With regard to the statement of the United States about disagreements concerning the scope of Chapter VII, he said that differences of opinion would remain and that the question of legal parameters and responsibilities of international bodies could not be closed quickly.  A resolution was the creation of mechanisms regarding the accountability of international organizations, such as the World Court of Human Rights.  Problems with the current regime regarding Chapter VII included being faced with a “straightjacket” of being reactive to threats to peace.  It was hard to react against evolving trends if one had to go through legal arguments that a given response was because something was a threat to peace.  It was necessary to move beyond Chapter VII, so that reaction was easier, more legitimate and addressed the evolving trends of terrorism.

Concerning the questions of the representative of the European Union about major challenges to mainstreaming human rights efforts and global trends relating to human rights, he said the global trend was negative, because Governments sought to balance human rights and countering terrorism, when the necessary response was to find a way to counter terrorism within human rights law.  He noted that, within the counter-terrorism task force, there was a gut reaction that, when they heard the human rights view, they wanted to then balance it out by hearing the security view.  However, the reverse should be done — to hear the security view and then the human rights view, so that counter-terrorism would always comply with human rights.  As to the question of how to involve other agencies not dealing with counter-terrorism, he said that conditions conducive to counter-terrorism could be enhanced, including in the field of economic and social development.  It was necessary to help build societies where human rights were fully enjoyed and, hence, any conditions conducive to the spread of terrorism were eliminated at the outset.

Regarding the request by the representative of Norway to elaborate on the reform of such resolutions as 1267, he spoke about replacing Chapter VII authority with the role of advisory and technical assistance by the United Nations.  The current system did not result in equal application in every country of the world and lacked uniformity.  It would likely take a while before the replacement with advice was in place, but, meanwhile, a lot could be done to introduce fairness in the system.

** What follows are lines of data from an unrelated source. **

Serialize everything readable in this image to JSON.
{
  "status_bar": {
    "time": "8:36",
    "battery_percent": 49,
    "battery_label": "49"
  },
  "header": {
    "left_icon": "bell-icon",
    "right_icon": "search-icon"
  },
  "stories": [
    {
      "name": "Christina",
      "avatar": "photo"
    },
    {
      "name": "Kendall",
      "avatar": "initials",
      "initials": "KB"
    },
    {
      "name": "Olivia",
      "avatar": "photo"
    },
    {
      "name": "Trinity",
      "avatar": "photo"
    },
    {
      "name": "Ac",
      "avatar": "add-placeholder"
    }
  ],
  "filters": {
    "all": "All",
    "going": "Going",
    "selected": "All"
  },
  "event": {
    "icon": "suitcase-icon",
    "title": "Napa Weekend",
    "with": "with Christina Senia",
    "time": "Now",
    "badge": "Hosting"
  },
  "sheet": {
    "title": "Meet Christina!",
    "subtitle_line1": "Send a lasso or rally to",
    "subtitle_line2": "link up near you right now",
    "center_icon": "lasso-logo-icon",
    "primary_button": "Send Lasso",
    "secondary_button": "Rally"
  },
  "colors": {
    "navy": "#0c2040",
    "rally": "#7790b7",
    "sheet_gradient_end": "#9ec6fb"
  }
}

Concerning the statement of disagreement by the representative of the Russian Federation, he noted the country’s clear words and said that they had disagreements as to some of the legal issues, but that he took into account the critical views presented.  It was true that the proposal of the World Court of Human Rights was not likely to be implemented rapidly; however, it was necessary to address the accountability gap and ultimately create momentum to introduce something new at the United Nations level, which might be the World Court or might be something else.  He noted interest in hearing more opinions from the Member States about that issue.

Regarding the question of the representative of Denmark about challenges to institutions such as the counter-terrorism committee, he said that he saw a clear trend towards moving to a targeted and tailored approach with respect to individual countries.  The blunt approach of Chapter VII could be counterproductive, and a proactive approach, which the counter-terrorism committee was capable of providing, was necessary.  He said he was positive that they would deliver results in counter-terrorism only through compliance with human rights.  Also, counter-terrorism institutions were doing a better job than their image currently showed, because the news did not provide a nuanced approach regarding country situations.  He was convinced that moving towards a non-Chapter VII approach would improve results in counter-terrorism.